0

I'm trying to use https://docs.docker.com/develop/develop-images/multistage-build/

I need openjdk 8 and latest panda on alpine (I'm installing spark / pyspark)

I initially tried using FROM openjdk:8-alpine and then installing all python3 / pandas , but it turns out installing pandas is rather hard in alpine and you need latest alpine docker image (Installing pandas in docker Alpine)

So I need FROM openjdk:8-alpine and From alpine:latest

My question is how do I know which directory(?) to copy from the each step?

If I do

FROM openjdk:8-alpine
From alpine:latest

I'll need copy java8 related stuff from the openjdk:8-alpine

If I do reverse

From alpine:latest
# install panda 
FROM openjdk:8-alpine

I'll need copy (what??)

eugene
  • 39,839
  • 68
  • 255
  • 489
  • 1
    I think you need to install JDK manually on the image , multistage will not be helpfull in your case – LinPy Dec 10 '19 at 10:42
  • This should help: https://pythonspeed.com/articles/multi-stage-docker-python/ – Shubham Dec 10 '19 at 10:43
  • BTW, even if you are able to copy all the libraries of python/pandas in the `openjdk:8-alpine` how would you use them? They would still require `python` binary in the final image, right? – Shubham Dec 10 '19 at 10:47
  • 1
    Is there a specific reason you need both in the same image? Typical practice if you have two application components in separate programs is to run them in two separate containers, and use a network call (like HTTP) between them. – David Maze Dec 10 '19 at 10:49
  • I need to run spark (which requires java) and pyspark which is python.. I guess I could separate them but probably easier to setup single docker.. @DavidMaze – eugene Dec 10 '19 at 10:51
  • 1
    @eugene A general rule is to run only one application per container, even if they're on the same stack (eg: both java apps). It is possible to run multiple application on one container but that too has complexities. See https://docs.docker.com/config/containers/multi-service_container/ – Bernard Dec 10 '19 at 11:04
  • @Bernard thanks for the tip, I'll take that into account, but I doubt you can separate java /python in spark / pyspark app. (top google hits for spark docker file example have java/python in one dockerfile such as https://github.com/Fokko/docker-pyspark/blob/master/Dockerfile) – eugene Dec 10 '19 at 11:10

1 Answers1

0

When you use multi-stage build, you typically create an artefact (a compiled app for instance) during the first phase, and copy it to a slimmer base image on the second phase. Everything from the first stage is discarded when the final image is created.
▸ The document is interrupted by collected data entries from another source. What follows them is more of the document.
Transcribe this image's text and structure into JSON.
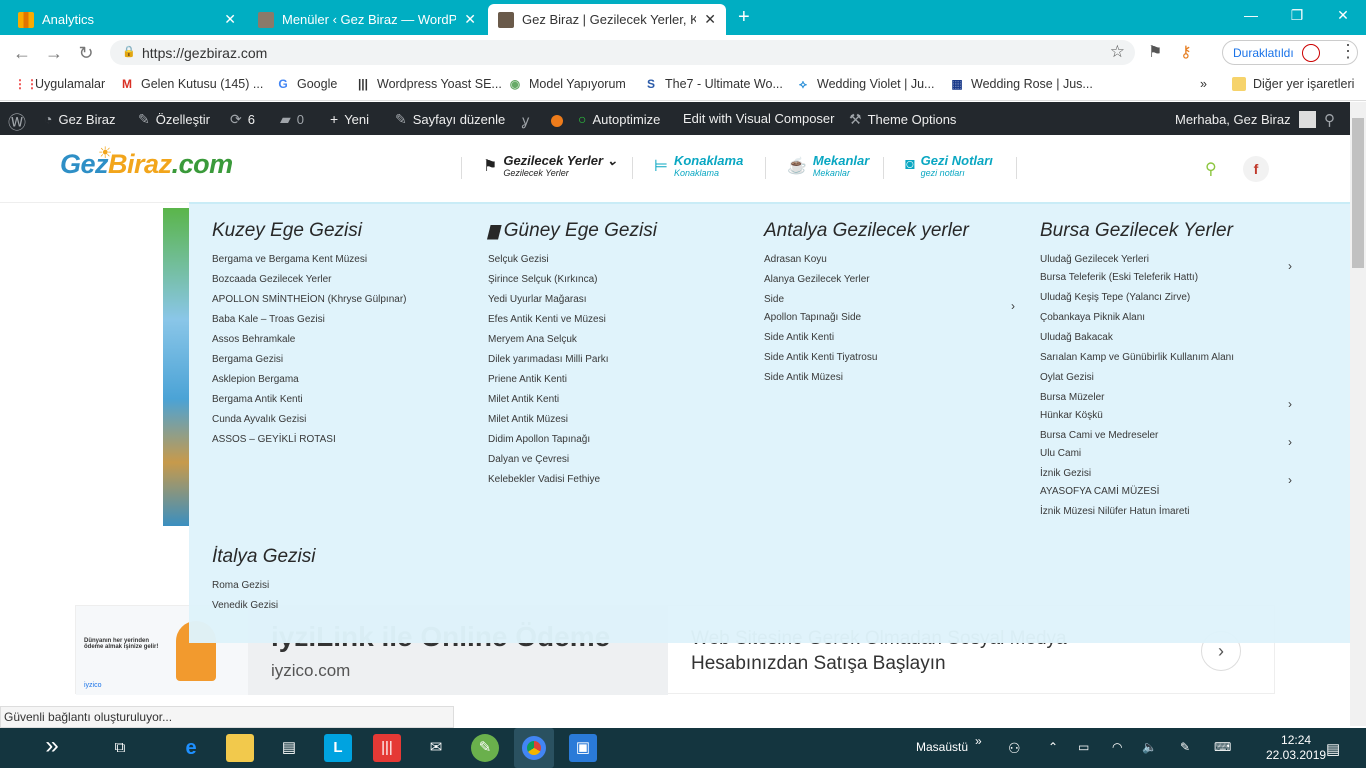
{
  "tabs": [
    {
      "title": "Analytics",
      "icon": "analytics-icon",
      "active": false
    },
    {
      "title": "Menüler ‹ Gez Biraz — WordPress",
      "icon": "site-icon",
      "active": false
    },
    {
      "title": "Gez Biraz | Gezilecek Yerler, Konaklama",
      "icon": "site-icon",
      "active": true
    }
  ],
  "toolbar": {
    "url": "https://gezbiraz.com",
    "profile_label": "Duraklatıldı"
  },
  "bookmarks": [
    {
      "label": "Uygulamalar",
      "icon": "apps-icon"
    },
    {
      "label": "Gelen Kutusu (145) ...",
      "icon": "gmail-icon"
    },
    {
      "label": "Google",
      "icon": "google-icon"
    },
    {
      "label": "Wordpress Yoast SE...",
      "icon": "barcode-icon"
    },
    {
      "label": "Model Yapıyorum",
      "icon": "model-icon"
    },
    {
      "label": "The7 - Ultimate Wo...",
      "icon": "the7-icon"
    },
    {
      "label": "Wedding Violet | Ju...",
      "icon": "wedding-icon"
    },
    {
      "label": "Wedding Rose | Jus...",
      "icon": "grid-icon"
    }
  ],
  "bookmarks_more": "»",
  "bookmarks_other": "Diğer yer işaretleri",
  "adminbar": {
    "site": "Gez Biraz",
    "customize": "Özelleştir",
    "updates": "6",
    "comments": "0",
    "new": "Yeni",
    "edit_page": "Sayfayı düzenle",
    "autoptimize": "Autoptimize",
    "visual_composer": "Edit with Visual Composer",
    "theme_options": "Theme Options",
    "greeting": "Merhaba, Gez Biraz"
  },
  "logo": {
    "part1": "Gez",
    "part2": "Biraz",
    "part3": ".com"
  },
  "mainmenu": [
    {
      "title": "Gezilecek Yerler",
      "sub": "Gezilecek Yerler",
      "icon": "signpost-icon"
    },
    {
      "title": "Konaklama",
      "sub": "Konaklama",
      "icon": "bed-icon"
    },
    {
      "title": "Mekanlar",
      "sub": "Mekanlar",
      "icon": "cup-icon"
    },
    {
      "title": "Gezi Notları",
      "sub": "gezi notları",
      "icon": "camera-icon"
    }
  ],
  "megamenu": {
    "col1": {
      "title": "Kuzey Ege Gezisi",
      "items": [
        "Bergama ve Bergama Kent Müzesi",
        "Bozcaada Gezilecek Yerler",
        "APOLLON SMİNTHEİON (Khryse Gülpınar)",
        "Baba Kale – Troas Gezisi",
        "Assos Behramkale",
        "Bergama Gezisi",
        "Asklepion Bergama",
        "Bergama Antik Kenti",
        "Cunda Ayvalık Gezisi",
        "ASSOS – GEYİKLİ ROTASI"
      ]
    },
    "col2": {
      "title": "Güney Ege Gezisi",
      "items": [
        "Selçuk Gezisi",
        "Şirince Selçuk (Kırkınca)",
        "Yedi Uyurlar Mağarası",
        "Efes Antik Kenti ve Müzesi",
        "Meryem Ana Selçuk",
        "Dilek yarımadası Milli Parkı",
        "Priene Antik Kenti",
        "Milet Antik Kenti",
        "Milet Antik Müzesi",
        "Didim Apollon Tapınağı",
        "Dalyan ve Çevresi",
        "Kelebekler Vadisi Fethiye"
      ]
    },
    "col3": {
      "title": "Antalya Gezilecek yerler",
      "items": [
        "Adrasan Koyu",
        "Alanya Gezilecek Yerler",
        "Side",
        "Apollon Tapınağı Side",
        "Side Antik Kenti",
        "Side Antik Kenti Tiyatrosu",
        "Side Antik Müzesi"
      ]
    },
    "col4": {
      "title": "Bursa Gezilecek Yerler",
      "items": [
        "Uludağ Gezilecek Yerleri",
        "Bursa Teleferik (Eski Teleferik Hattı)",
        "Uludağ Keşiş Tepe (Yalancı Zirve)",
        "Çobankaya Piknik Alanı",
        "Uludağ Bakacak",
        "Sarıalan Kamp ve Günübirlik Kullanım Alanı",
        "Oylat Gezisi",
        "Bursa Müzeler",
        "Hünkar Köşkü",
        "Bursa Cami ve Medreseler",
        "Ulu Cami",
        "İznik Gezisi",
        "AYASOFYA CAMİ MÜZESİ",
        "İznik Müzesi Nilüfer Hatun İmareti"
      ]
    },
    "col5": {
      "title": "İtalya Gezisi",
      "items": [
        "Roma Gezisi",
        "Venedik Gezisi"
      ]
    }
  },
  "ad": {
    "small_text": "Dünyanın her yerinden ödeme almak işinize gelir!",
    "small_logo": "iyzico",
    "title": "iyziLink ile Online Ödeme",
    "domain": "iyzico.com",
    "text": "Web Sitesine Gerek Olmadan Sosyal Medya Hesabınızdan Satışa Başlayın"
  },
  "status": "Güvenli bağlantı oluşturuluyor...",
  "taskbar": {
    "desktop_label": "Masaüstü",
    "time": "12:24",
    "date": "22.03.2019"
  }
}
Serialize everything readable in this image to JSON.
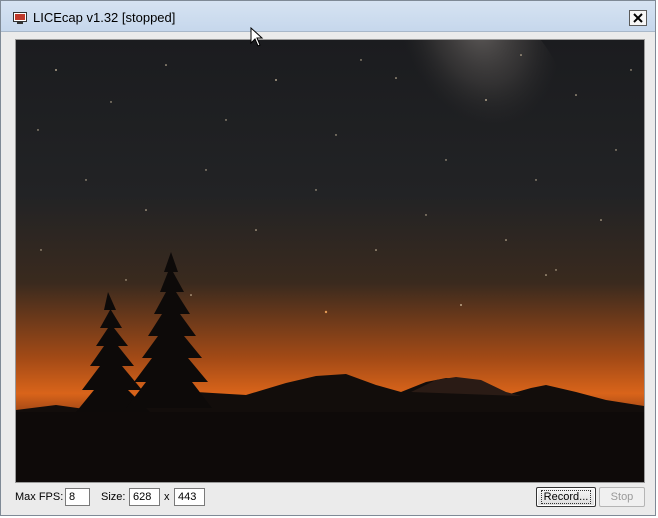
{
  "window": {
    "title": "LICEcap v1.32 [stopped]",
    "icon": "licecap-app-icon",
    "close_icon": "close-icon"
  },
  "capture": {
    "content": "night sky with milky way over mountain silhouette and pine trees"
  },
  "statusbar": {
    "max_fps_label": "Max FPS:",
    "max_fps_value": "8",
    "size_label": "Size:",
    "width_value": "628",
    "times_label": "x",
    "height_value": "443",
    "record_label": "Record...",
    "stop_label": "Stop"
  },
  "colors": {
    "title_bar": "#c6d7ec",
    "window_bg": "#ebebeb",
    "sky_top": "#1b1c1f",
    "horizon_glow": "#d9641a"
  }
}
From your comments, I think I understand that you need to start from an image that has both JDK8 AND the latest alpine. Multi-stage build doesn't help here. You'd end up just copying the JDK to the alpine:latest final stage.

I would instead copy the original Dockerfile jdk:8-alpine, change the first line to FROM alpine:3.10 and create your own base image.

If you need pyspark based on this image, you copy the original dockerfile and replace the first line FROM openjdk:8 with your base image created previously.

Bernard
  • 16,149
  • 12
  • 63
  • 66